You did the RIGHT thing by using distilled water. That's always the safest and first thing to try in any conservation project! Luckily, this is technically a surface contamination issue since Morgans contain no iron. That said, it is still likely to have permanently stained the coins even if the residue is removed. Another thing to consider is that residue is surely not all iron and iron oxide, there's bound to also be calcium and magnesium and traces of other common metals in it. There are a couple of routes you can take with rust. The easiest and cheapest would probably be to add a VERY TINY bit of lye to your distilled water soaking with ultrasound. These coins are technically "goners", I wouldn't be concerned with using an ultrasonic cleaner at all. If the lye (alkaline solution) fails to give good results, you could also add a tiny bit of EDTA (tetrasodium) into the solution. Although I'm not sure where a consumer could obtain it. EDTA in an alkaline (lye) solution will remove that surface rust for sure but overexposure will hurt the coin surface. I would keep a close eye on the whole process. As far as acetone, as you discovered, it's completely ineffective against non-organic residues. You have metal and metallic oxide residue. Organic solvents will be completely ineffective at treating this problem. GOOD LUCK!

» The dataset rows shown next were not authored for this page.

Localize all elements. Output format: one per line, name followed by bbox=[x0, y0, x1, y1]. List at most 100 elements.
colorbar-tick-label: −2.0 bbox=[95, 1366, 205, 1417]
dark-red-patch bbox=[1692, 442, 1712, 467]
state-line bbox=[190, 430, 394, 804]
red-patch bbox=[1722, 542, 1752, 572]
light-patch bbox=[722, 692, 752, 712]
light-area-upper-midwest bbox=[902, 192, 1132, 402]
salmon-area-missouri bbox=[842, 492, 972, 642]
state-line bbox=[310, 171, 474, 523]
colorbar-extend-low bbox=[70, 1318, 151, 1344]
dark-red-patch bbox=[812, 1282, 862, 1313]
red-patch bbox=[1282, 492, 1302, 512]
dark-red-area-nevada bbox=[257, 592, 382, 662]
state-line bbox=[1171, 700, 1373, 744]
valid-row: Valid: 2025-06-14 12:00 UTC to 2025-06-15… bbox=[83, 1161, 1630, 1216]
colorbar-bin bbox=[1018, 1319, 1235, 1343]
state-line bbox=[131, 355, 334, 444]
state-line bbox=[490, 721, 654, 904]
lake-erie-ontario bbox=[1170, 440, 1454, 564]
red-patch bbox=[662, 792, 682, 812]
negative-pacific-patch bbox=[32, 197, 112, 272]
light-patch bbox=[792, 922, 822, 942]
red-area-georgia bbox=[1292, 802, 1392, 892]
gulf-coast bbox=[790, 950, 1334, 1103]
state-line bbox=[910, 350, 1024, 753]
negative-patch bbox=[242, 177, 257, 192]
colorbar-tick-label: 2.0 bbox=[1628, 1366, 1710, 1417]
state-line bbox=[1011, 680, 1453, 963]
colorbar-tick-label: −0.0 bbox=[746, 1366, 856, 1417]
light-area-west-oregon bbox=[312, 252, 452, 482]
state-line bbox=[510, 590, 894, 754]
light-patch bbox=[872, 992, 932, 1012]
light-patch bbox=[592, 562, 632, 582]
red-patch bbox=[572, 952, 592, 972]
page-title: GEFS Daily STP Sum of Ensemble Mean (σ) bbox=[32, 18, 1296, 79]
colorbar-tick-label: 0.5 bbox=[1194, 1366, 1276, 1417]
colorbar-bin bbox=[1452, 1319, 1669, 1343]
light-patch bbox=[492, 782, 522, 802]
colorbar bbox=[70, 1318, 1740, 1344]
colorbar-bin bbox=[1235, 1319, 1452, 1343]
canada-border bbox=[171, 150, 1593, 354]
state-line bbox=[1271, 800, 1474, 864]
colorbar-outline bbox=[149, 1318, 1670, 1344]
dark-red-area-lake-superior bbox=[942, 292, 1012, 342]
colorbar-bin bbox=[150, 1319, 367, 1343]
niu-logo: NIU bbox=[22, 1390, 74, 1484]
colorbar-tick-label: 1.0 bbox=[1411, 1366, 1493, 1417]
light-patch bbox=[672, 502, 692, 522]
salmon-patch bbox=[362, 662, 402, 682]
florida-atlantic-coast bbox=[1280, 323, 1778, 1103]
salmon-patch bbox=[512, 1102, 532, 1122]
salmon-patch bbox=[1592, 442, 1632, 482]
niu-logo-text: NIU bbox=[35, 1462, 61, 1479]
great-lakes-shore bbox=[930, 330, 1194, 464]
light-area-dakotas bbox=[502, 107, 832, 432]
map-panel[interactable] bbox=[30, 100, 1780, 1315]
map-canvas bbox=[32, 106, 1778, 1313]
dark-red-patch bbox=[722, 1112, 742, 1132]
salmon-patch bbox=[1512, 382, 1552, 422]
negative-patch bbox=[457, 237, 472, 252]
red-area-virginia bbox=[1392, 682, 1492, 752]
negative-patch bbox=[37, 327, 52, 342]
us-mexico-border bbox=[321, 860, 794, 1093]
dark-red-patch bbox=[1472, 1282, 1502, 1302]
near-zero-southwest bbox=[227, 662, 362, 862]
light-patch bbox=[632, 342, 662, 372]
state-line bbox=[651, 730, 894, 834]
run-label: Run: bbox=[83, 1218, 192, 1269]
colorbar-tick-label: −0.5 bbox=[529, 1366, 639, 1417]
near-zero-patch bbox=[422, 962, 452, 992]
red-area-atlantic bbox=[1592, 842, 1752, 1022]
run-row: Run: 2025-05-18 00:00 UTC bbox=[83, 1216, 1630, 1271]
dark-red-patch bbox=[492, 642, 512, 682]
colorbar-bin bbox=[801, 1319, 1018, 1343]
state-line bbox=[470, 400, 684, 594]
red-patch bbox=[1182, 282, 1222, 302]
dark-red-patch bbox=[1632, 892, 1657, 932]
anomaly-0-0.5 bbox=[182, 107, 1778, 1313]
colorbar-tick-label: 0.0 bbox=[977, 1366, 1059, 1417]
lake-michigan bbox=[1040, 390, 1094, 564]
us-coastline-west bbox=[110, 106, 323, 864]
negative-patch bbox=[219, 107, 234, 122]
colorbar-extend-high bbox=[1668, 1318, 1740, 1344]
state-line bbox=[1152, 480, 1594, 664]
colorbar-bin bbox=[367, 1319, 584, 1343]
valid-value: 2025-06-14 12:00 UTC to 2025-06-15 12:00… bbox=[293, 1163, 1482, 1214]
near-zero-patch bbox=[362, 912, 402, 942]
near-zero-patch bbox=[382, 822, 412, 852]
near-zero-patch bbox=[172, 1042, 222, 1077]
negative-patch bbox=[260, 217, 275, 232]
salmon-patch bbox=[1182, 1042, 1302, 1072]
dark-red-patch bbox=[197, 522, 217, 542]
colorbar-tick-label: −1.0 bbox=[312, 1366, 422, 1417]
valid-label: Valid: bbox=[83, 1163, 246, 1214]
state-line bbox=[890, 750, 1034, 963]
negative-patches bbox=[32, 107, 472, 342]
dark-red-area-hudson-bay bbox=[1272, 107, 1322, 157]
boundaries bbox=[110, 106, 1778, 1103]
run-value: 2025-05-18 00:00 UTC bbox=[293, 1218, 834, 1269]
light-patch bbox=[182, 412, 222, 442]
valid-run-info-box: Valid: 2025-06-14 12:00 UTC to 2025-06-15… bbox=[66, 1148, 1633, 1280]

This was effective because of the alkalinity of the "soap" (probably actually a detergent) solution. It may also have a trace of EDTA depending on the brand. It raised the pH of your solution.
Just came across this discussion. I'll add some thoughts later. I have already posted about: What luster actually is and how it differs from MINT luster. The myth about proper coin "dipping" removing any silver alloy in any degree that is enough that you can see. Yet, soak a coin in dip long enough and you will eventually destroy it; however, that's not proper cleaning. That's a rust residue on the coin. I cannot be specific - its a dark secret - but think about what affects rust products.
Okay, I'll blabber, because I'm not privy to any trade secrets, and I haven't tried any of these. I'm just basing it on fairly basic chemistry. Complexing agents like the gallon-jug stuff mentioned above chemically combine with rust but don't affect metal at all. They may not be very aggressive, though. Acids can turn rust into soluble compounds, but can also attack metals. Some acids may be weak enough to spare metal, but still strong enough (or having other special properties) to get rid of the rust. Reducing agents can turn rust or other corrosion back into (loose) metal. Some reducing agents are also acids. Ionic liquids are an exotic class of materials that can actually dissolve metal oxides without affecting them chemically. Most are expensive and hard to work with, but some are dirt cheap (the one I fiddled with is made from two components, one of which is literally a major component of pee, and the other of which is literally a major component of chicken feed). I really, really must experiment more with this stuff.
I'm terminating the acetone test. After 30 hours, the rust appears to be unaffected. The fields may be slightly more pleasant to the eye (any organic material like airborne grease or dust has been pretty much nuked away).